The National Reconnaissance Office is accelerating its move away from exclusively government‑built sensors by institutionalizing a commercial‑focused contracting vehicle known as the Commercial Solutions Opening (CSO). Launched in July 2025, the CSO creates a rolling five‑year window that invites unsolicited proposals from private firms across the full spectrum of ISR phenomenologies, from electro‑optical to hyperspectral and RF. By formalizing this pathway, the NRO hopes to tap the rapid innovation cycles of the commercial space sector, reduce development risk, and diversify its data sources without waiting for traditional procurement cycles.
The first three awards illustrate the breadth of capabilities the NRO is courting. Australian start‑up HEO will field sensor packages that can image other satellites in orbit, delivering unprecedented close‑up visual intelligence for space‑situational awareness. Britain’s SatVu contributes a constellation of HotSpot satellites equipped with medium‑wave infrared cameras, providing thermal signatures that can pierce cloud cover and reveal hidden activity. Sierra Nevada Corporation, a veteran defense contractor, supplies radio‑frequency geolocation data, enabling analysts to pinpoint emitters and track electronic order‑of‑battle. Together, these phenomena expand the agency’s multi‑layered ISR toolkit.
The CSO’s open‑ended structure signals a broader policy shift toward public‑private partnership in national security space. As commercial launch costs continue to fall and small‑sat constellations proliferate, firms can iterate faster and offer niche sensors that were previously too costly for a single government program. Analysts anticipate a cascade of follow‑on contracts later this year, prompting more startups to align their roadmaps with intelligence requirements. For the defense industry, the move creates new revenue streams while compelling legacy contractors to innovate or risk losing market share to agile newcomers.

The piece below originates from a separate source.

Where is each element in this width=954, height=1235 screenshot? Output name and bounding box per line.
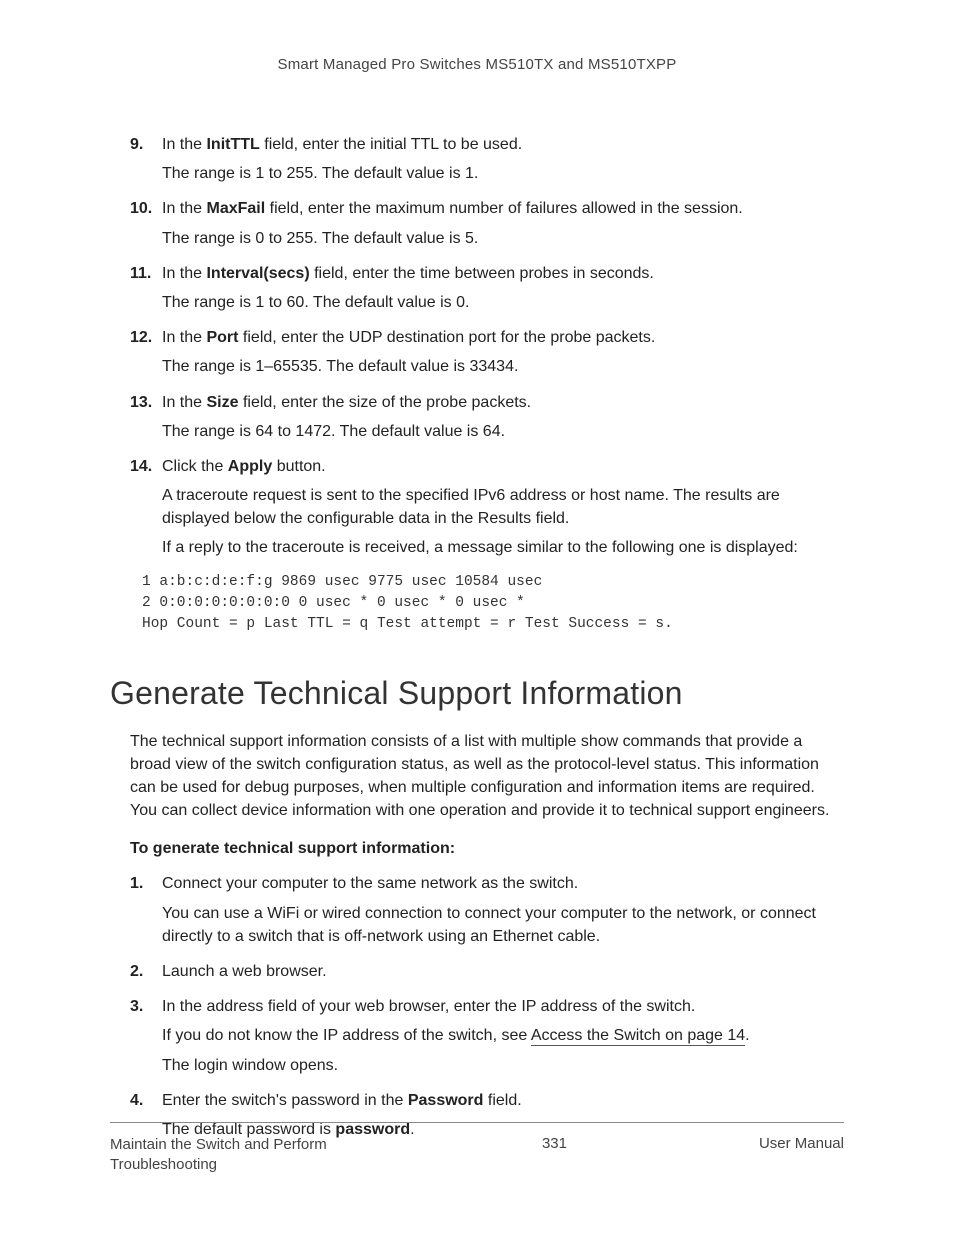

By [Theresa Hitchens](https://breakingdefense.com/author/thitchens/) · February 10, 2026 4:07 pm

WASHINGTON — The National Reconnaissance Office has granted the first three contracts under its newest contracting vehicle for commercial imagery providers, designed to allow the spy‑satellite agency to take advantage of new and innovative technology, NRO deputy director Maj. Gen. Christopher Povak said today.
The three winners, he told the National Security Space Association’s annual Defense and Intelligence Space Conference, are:
Australian start‑up HEO, to provide up‑close imagery of other satellites from its suite of sensors hosted as payloads on numerous spacecraft;
British start‑up SatVu, for thermal imagery provided by its HotSpot satellites carrying medium‑wave infrared cameras; and
U.S. firm Sierra Nevada Corporation, for radio‑frequency geolocation data.
The awards are the first to be let under NRO’s Commercial Solutions Opening (CSO) contract mechanism issued last July. The CSO features a revolving five‑year window and allows vendors to pitch unsolicited proposals.
The CSO covers a range of phenomenologies for gathering intelligence, surveillance and reconnaissance (ISR) data from space — from traditional electro‑optical cameras to hyperspectral sensors — and allows vendors to pitch unsolicited proposals.
In a press release issued today, the NRO said that “budget permitting,” it “anticipates issuing additional awards later this year to expand these multi‑phenomenology capabilities.”
Povak encouraged other companies to submit proposals:
“We look forward to working with all three of those, but for the rest of the commercial ISR providers that are out there or listening in, this offering window is open for an extended period of time, for the next four plus years,” he said.
“We’ll have ways of putting new demand signal out, and we’ll always have an open way of receiving proposals from you. So we look forward to your ideas.”